Citation: "Children's Internet Protection Act." 2000. Internet Free Expression Alliance. 4 April 2009. <http://ifea.net/cipa.pdf>.

 

The Children’s Internet Protection Act (CIPA) is a law passed by Congress that encourages filtering the Internet to protect minors by giving schools and libraries financial incentives to do so.  Throughout the text, the legislation defines terminology used in the remainder of the document.  It states that schools and libraries cannot use federal funds to buy computers or aid Internet access unless they have policies and softwares in place designed to filter visuals on the Internet that contain obscenity, child pornography and material harmful to minors.  There is also discussion of how the government plans to implement the law in schools and libraries and how groups can waive this requirement.  An exception to the filtering rule is also provided; schools can disable filtering softwares for research purposes.  The law concludes by discussing how schools and libraries need to document and enforce the policies outlined in CIPA, and what the legal ramifications for the schools and libraries are if they do not enforce the policies.

 

            CIPA is relevant to my paper because it demonstrates how the government can constitutionally play a role in protecting children online and it shows governmental support for self-regulation. CIPA, unlike parts of the CDA and COPA, has been ruled to be Constitutional and not in violation of the first amendment, because Congress is providing incentives for schools and libraries to regulate content on their own computers, rather than requiring regulation.
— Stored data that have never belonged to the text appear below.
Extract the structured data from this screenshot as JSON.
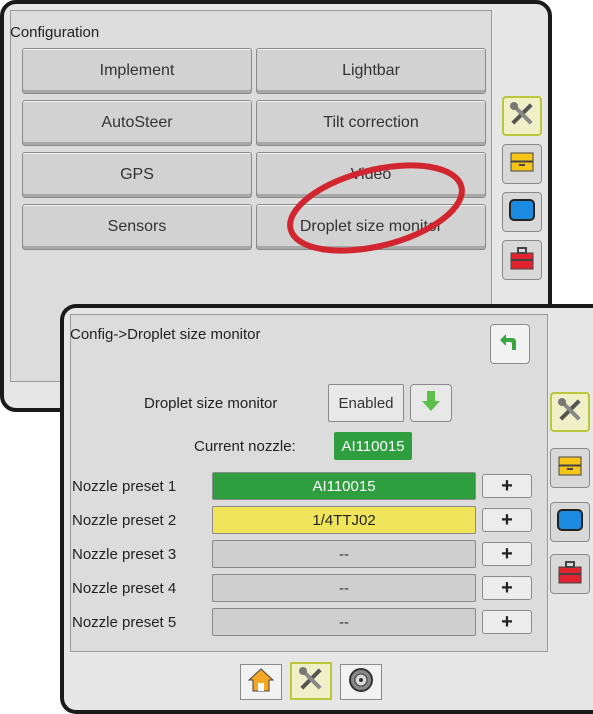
{
  "configuration": {
    "title": "Configuration",
    "buttons": [
      "Implement",
      "Lightbar",
      "AutoSteer",
      "Tilt correction",
      "GPS",
      "Video",
      "Sensors",
      "Droplet size monitor"
    ]
  },
  "sidebar_icons": [
    "tools-icon",
    "storage-icon",
    "display-icon",
    "toolbox-icon"
  ],
  "droplet_panel": {
    "title": "Config->Droplet size monitor",
    "monitor_label": "Droplet size monitor",
    "monitor_value": "Enabled",
    "current_nozzle_label": "Current nozzle:",
    "current_nozzle_value": "AI110015",
    "presets": [
      {
        "label": "Nozzle preset 1",
        "value": "AI110015",
        "color": "#2e9e3e",
        "text_color": "#ffffff"
      },
      {
        "label": "Nozzle preset 2",
        "value": "1/4TTJ02",
        "color": "#f0e55a",
        "text_color": "#222222"
      },
      {
        "label": "Nozzle preset 3",
        "value": "--",
        "color": "#cfcfcf",
        "text_color": "#555555"
      },
      {
        "label": "Nozzle preset 4",
        "value": "--",
        "color": "#cfcfcf",
        "text_color": "#555555"
      },
      {
        "label": "Nozzle preset 5",
        "value": "--",
        "color": "#cfcfcf",
        "text_color": "#555555"
      }
    ],
    "plus_label": "+"
  },
  "bottom_tabs": [
    "home-icon",
    "tools-icon",
    "settings-icon"
  ],
  "highlight_color": "#d1262f"
}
Congress seemed to take the Supreme Court’s ruling concerning the CDA into consideration when drafting CIPA, because the law allows filtering of obscene and pornographic material but not indecent material.  Encouraging communities to enact regulations protecting children themselves is also a better strategy than governmental regulation because it allows communities to better apply their own standards regarding what is obscene and harmful to minors.  The government’s established definitions of obscenity and harm to minors involve applying community standards, so this law does a good job of following past legislative precedents, giving the law even greater validity.